Cliche time: Good teams know how to pull through in crunch time. New Orleans has done that the past two weeks in close victories against Minnesota and San Francisco. The Saints, though, still have problems that need fixing.

After watching 49ers running back Frank Gore slice through the Saints for 145 yards on Monday night, Vikings coach Brad Childress should be kicking himself for not riding Adrian Peterson more in the season opener. Big plays also are missing from the Saints offense. Drew Brees is averaging almost 2 yards less a completion than last year’s 8.5-yard mark. The projected four- to six-week absence of running back Reggie Bush (fractured fibula) won’t help matters.
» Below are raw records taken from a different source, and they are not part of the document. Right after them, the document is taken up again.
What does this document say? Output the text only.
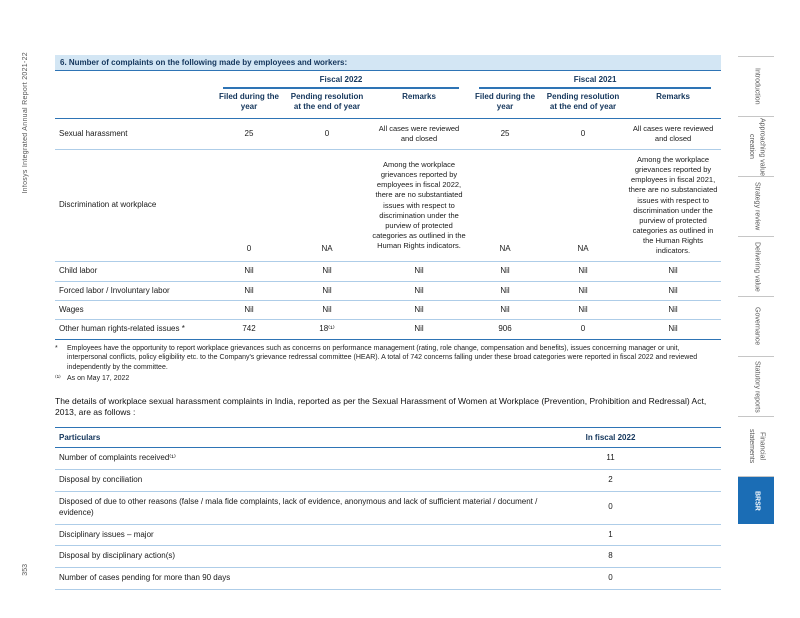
Infosys Integrated Annual Report 2021-22
353
6. Number of complaints on the following made by employees and workers:

	Fiscal 2022			Fiscal 2021		

	Filed during the year	Pending resolution at the end of year	Remarks	Filed during the year	Pending resolution at the end of year	Remarks
Sexual harassment	25	0	All cases were reviewed and closed	25	0	All cases were reviewed and closed
Discrimination at workplace	0	NA	Among the workplace grievances reported by employees in fiscal 2022, there are no substantiated issues with respect to discrimination under the purview of protected categories as outlined in the Human Rights indicators.	NA	NA	Among the workplace grievances reported by employees in fiscal 2021, there are no substanciated issues with respect to discrimination under the purview of protected categories as outlined in the Human Rights indicators.
Child labor	Nil	Nil	Nil	Nil	Nil	Nil
Forced labor / Involuntary labor	Nil	Nil	Nil	Nil	Nil	Nil
Wages	Nil	Nil	Nil	Nil	Nil	Nil
Other human rights-related issues *	742	18⁽¹⁾	Nil	906	0	Nil
*	Employees have the opportunity to report workplace grievances such as concerns on performance management (rating, role change, compensation and benefits), issues concerning manager or unit, interpersonal conflicts, policy eligibility etc. to the Company's grievance redressal committee (HEAR). A total of 742 concerns falling under these broad categories were reported in fiscal 2022 and reviewed independently by the committee.
⁽¹⁾ As on May 17, 2022
The details of workplace sexual harassment complaints in India, reported as per the Sexual Harassment of Women at Workplace (Prevention, Prohibition and Redressal) Act, 2013, are as follows :
Particulars	In fiscal 2022
Number of complaints received⁽¹⁾	11
Disposal by conciliation	2
Disposed of due to other reasons (false / mala fide complaints, lack of evidence, anonymous and lack of sufficient material / document / evidence)	0
Disciplinary issues – major	1
Disposal by disciplinary action(s)	8
Number of cases pending for more than 90 days	0
Introduction
Approaching value creation
Strategy review
Delivering value
Governance
Statutory reports
Financial statements
BRSR
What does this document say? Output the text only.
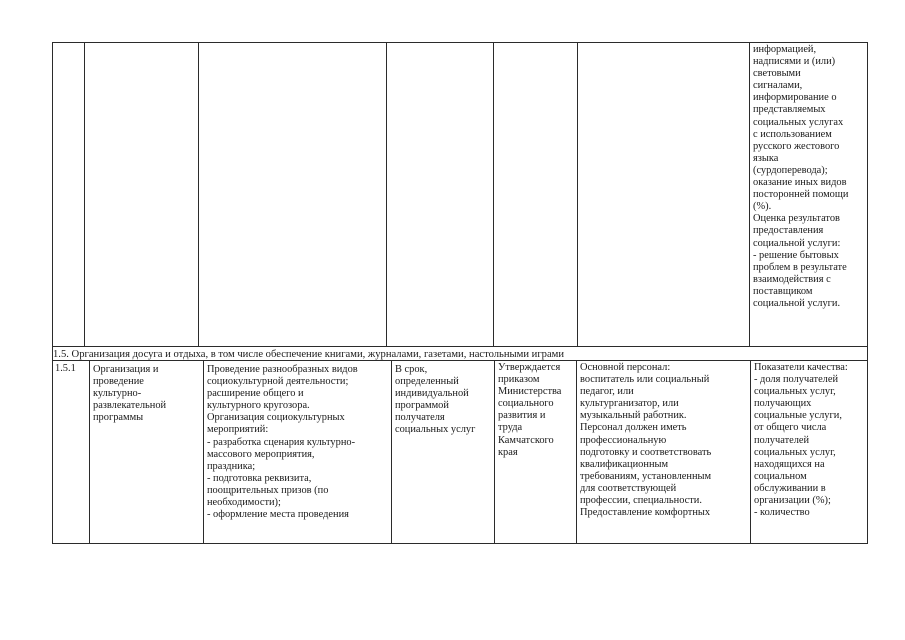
информацией,
надписями и (или)
световыми
сигналами,
информирование о
представляемых
социальных услугах
с использованием
русского жестового
языка
(сурдоперевода);
оказание иных видов
посторонней помощи
(%).
Оценка результатов
предоставления
социальной услуги:
- решение бытовых
проблем в результате
взаимодействия с
поставщиком
социальной услуги.
1.5. Организация досуга и отдыха, в том числе обеспечение книгами, журналами, газетами, настольными играми
1.5.1	Организация и
проведение
культурно-
развлекательной
программы
Проведение разнообразных видов
социокультурной деятельности;
расширение общего и
культурного кругозора.
Организация социокультурных
мероприятий:
- разработка сценария культурно-
массового мероприятия,
праздника;
- подготовка реквизита,
поощрительных призов (по
необходимости);
- оформление места проведения
В срок,
определенный
индивидуальной
программой
получателя
социальных услуг
Утверждается
приказом
Министерства
социального
развития и
труда
Камчатского
края
Основной персонал:
воспитатель или социальный
педагог, или
культурганизатор, или
музыкальный работник.
Персонал должен иметь
профессиональную
подготовку и соответствовать
квалификационным
требованиям, установленным
для соответствующей
профессии, специальности.
Предоставление комфортных
Показатели качества:
- доля получателей
социальных услуг,
получающих
социальные услуги,
от общего числа
получателей
социальных услуг,
находящихся на
социальном
обслуживании в
организации (%);
- количество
Even so, the Saints still have the kind of scoring threats and opportunistic defense that will keep New Orleans marching toward another playoff berth.


Pick your poison. Houston’s offense can beat you with the run or pass, as evidenced in wins over Indianapolis and Washington. By guiding a 17-point comeback against the Redskins, Texans quarterback Matt Schaub cemented his status among legitimate early NFL Most Valuable Player candidates.

The Redskins, though, did expose holes in Houston’s young secondary that will make Peyton Manning salivate for their Nov. 1 rematch. Starting cornerbacks Glover Quin and rookie Kareem Jackson must mature quickly so the Texans don’t have to try to win shootout-style every week.


So who will be Pittsburgh’s quarterback Sunday at Tampa Bay: Charlie Batch? Byron Leftwich? Cliff Stoudt? It really doesn’t matter with the way running back Rashard Mendenhall and Pittsburgh’s suffocating defense have excelled in the absence of Ben Roethlisberger.

The passing game should get into gear quickly once Roethlisberger returns from his four-game NFL suspension. The Steelers have a brutal remaining schedule that includes New England, Miami, New Orleans and the New York Jets besides six games against division rivals. There’s a very real chance Pittsburgh may only finish with nine or 10 wins. But it’s looking like this is the type of team nobody would want to face in the playoffs.